Вот, к примеру, случилось у нас однажды неприятное и загадочное происшествие: ночью грабители проникли в дом представителя «Аэрофлота» и похитили там все, что было ценного. Самое удивительное, что преступники свободно и, судя по всему, довольно долго расхаживали по всем комнатам — взяли драгоценности с тумбочки возле хозяйской постели, телевизор, видеопроигрыватель и аудиоцентр из гостиной, аудиоплеер из детской, где ночевала дочка хозяев. И это при том, что жена представителя «Аэрофлота» всегда спала очень чутко и просыпалась от любого шороха — обычно по несколько раз за ночь. Да и дочка по ночам частенько вставала и бежала либо в туалет, либо на кухню, к холодильнику, либо к родителям в спальню. То, что обе они в ту ночь не просыпались, было беспрецедентным случаем.
Слушая показания потерпевших, полицейские смущенно отводили глаза, говорили, что это «нехорошее дело», и давали понять, что виновные вряд ли будут найдены. Они намекали, что тут наверняка не обошлось без колдовства и хорошо еще, что все остались живы. Дело в том, что, по местным поверьям, колдуны могут становиться невидимыми и через стены проникать в жилища. Правда, обычно для того, чтобы тем или иным способом расправиться с хозяевами, а не ради завладения чужим имуществом.
Эта история действительно так ничем и не кончилась. Никого, естественно, не поймали, и что это было, осталось загадкой. Хотя у меня имеется собственная версия, которую я, как мог, тогда популяризировал. В каком-то научном издании я вычитал, что колдуны, прежде чем проникнуть в дом, окуривают его дымом каких-то растений. То есть, по сути, никакие они не колдуны, а так — клофелинщики.
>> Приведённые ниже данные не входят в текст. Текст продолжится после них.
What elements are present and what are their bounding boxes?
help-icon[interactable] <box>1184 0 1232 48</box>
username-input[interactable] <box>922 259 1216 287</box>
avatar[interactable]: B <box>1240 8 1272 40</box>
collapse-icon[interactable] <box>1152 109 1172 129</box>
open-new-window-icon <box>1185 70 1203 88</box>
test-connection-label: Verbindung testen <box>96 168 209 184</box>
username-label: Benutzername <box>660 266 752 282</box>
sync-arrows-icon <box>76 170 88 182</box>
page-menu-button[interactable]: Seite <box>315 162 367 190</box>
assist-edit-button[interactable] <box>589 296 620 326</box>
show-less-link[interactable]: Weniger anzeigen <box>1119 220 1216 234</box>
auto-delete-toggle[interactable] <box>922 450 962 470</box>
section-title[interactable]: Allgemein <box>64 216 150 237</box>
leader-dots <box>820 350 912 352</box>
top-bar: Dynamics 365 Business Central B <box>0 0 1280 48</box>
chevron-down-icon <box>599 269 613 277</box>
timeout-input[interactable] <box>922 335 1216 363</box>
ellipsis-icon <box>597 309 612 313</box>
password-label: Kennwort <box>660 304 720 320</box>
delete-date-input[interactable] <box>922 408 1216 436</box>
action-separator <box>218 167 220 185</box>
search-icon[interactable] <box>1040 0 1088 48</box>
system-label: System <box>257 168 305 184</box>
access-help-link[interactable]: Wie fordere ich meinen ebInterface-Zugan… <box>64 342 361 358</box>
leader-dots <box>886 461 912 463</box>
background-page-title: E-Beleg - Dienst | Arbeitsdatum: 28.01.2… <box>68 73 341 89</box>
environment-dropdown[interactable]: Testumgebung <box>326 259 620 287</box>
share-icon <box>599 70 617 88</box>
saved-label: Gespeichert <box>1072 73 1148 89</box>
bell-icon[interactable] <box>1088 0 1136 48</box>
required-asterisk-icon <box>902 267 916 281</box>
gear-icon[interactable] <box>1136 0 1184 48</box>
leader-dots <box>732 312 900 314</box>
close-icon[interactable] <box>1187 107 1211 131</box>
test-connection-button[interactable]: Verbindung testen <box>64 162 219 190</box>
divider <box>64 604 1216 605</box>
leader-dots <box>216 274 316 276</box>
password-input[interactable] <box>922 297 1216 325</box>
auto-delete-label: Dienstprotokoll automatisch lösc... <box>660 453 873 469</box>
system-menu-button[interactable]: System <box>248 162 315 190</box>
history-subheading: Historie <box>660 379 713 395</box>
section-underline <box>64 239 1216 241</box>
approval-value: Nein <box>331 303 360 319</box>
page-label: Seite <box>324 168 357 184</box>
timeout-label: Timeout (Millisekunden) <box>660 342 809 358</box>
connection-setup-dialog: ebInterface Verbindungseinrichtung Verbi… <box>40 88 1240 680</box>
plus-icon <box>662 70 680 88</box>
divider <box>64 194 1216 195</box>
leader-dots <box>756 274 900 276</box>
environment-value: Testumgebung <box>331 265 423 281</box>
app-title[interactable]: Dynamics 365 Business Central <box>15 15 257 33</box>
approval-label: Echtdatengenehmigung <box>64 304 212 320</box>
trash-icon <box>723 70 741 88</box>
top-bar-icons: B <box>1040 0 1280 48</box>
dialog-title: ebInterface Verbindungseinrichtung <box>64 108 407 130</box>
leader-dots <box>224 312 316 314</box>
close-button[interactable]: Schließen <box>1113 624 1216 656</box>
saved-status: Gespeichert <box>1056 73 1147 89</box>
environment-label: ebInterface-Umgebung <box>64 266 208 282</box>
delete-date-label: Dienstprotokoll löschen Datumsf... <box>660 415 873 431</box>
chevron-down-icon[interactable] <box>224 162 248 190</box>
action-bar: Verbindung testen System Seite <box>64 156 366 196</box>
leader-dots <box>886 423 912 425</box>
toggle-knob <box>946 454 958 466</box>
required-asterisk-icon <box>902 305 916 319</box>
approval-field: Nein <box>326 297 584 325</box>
А теперь о чудесах в широком смысле. Я, например, считаю чудом то, что моя судьба сложилась именно так, как она сложилась, а никак не иначе. Конечно, как и у всех людей, в моей жизни было много развилок, на которых она могла резко изменить направление или даже, спаси господи, вообще оборваться, но определяющим событием в ней все же было поступление в Институт стран Азии и Африки при МГУ. То, что туда меня приняли, было настоящим чудом. А произошло это так.
В старших классах для меня не существовало вопроса, в каком вузе учиться. Мой отец был крупнейшим в СССР, а скорее всего, и во всем мире знатоком языков Эфиопии. В семье я с детства слышал разговоры про Африку, читал африканские сказки. Африканцы частенько бывали у нас в гостях. Я очень хорошо помню, что в детские годы, играя с африканскими сверстниками, я завидовал тому, какая у них гладкая темная кожа, курчавые жесткие волосы, — мне хотелось быть похожим на них. Я раз восемь смотрел в соседнем кинотеатре «Хроника» на Сретенском бульваре документальный фильм «Барабаны судьбы» — о животном мире африканского континента. Короче, я грезил Африкой и мечтал туда попасть, а для этого надо было получить соответствующее образование, которое как раз и давали в ИСАА при МГУ, где мой отец тогда работал доцентом кафедры африканистики.
Между тем в начале 1970-х годов ИСАА окончательно стал закрытым, фактически режимным вузом. Там готовили кадры для серьезных учреждений и ведомств, в том числе для спецслужб. Была введена должность заместителя директора института по кадрам, которую занял особист в звании полковника. В те годы учебной части запрещено было даже вывешивать поименные списки курсов — чтобы в дальнейшем западные разведки не смогли проследить биографии выпускников. В институте учились дети партийной и советской элиты, руководящего состава КГБ. Из простых принимали молодых людей, отслуживших в армии; особенно жаловали тех из них, кто еще до института успел вступить в партию. Но самым главным требованием к абитуриенту была чистая анкета. Родственники за границей или оказавшиеся в войну на временно оккупированной врагом территории, наличие в родне репрессированных и не реабилитированных, диссиденты в кругу родных и знакомых — все это лишало абитуриента всяких шансов на поступление. Ну и, конечно, у студента такого вуза, как ИСАА, должен был быть правильный пятый пункт.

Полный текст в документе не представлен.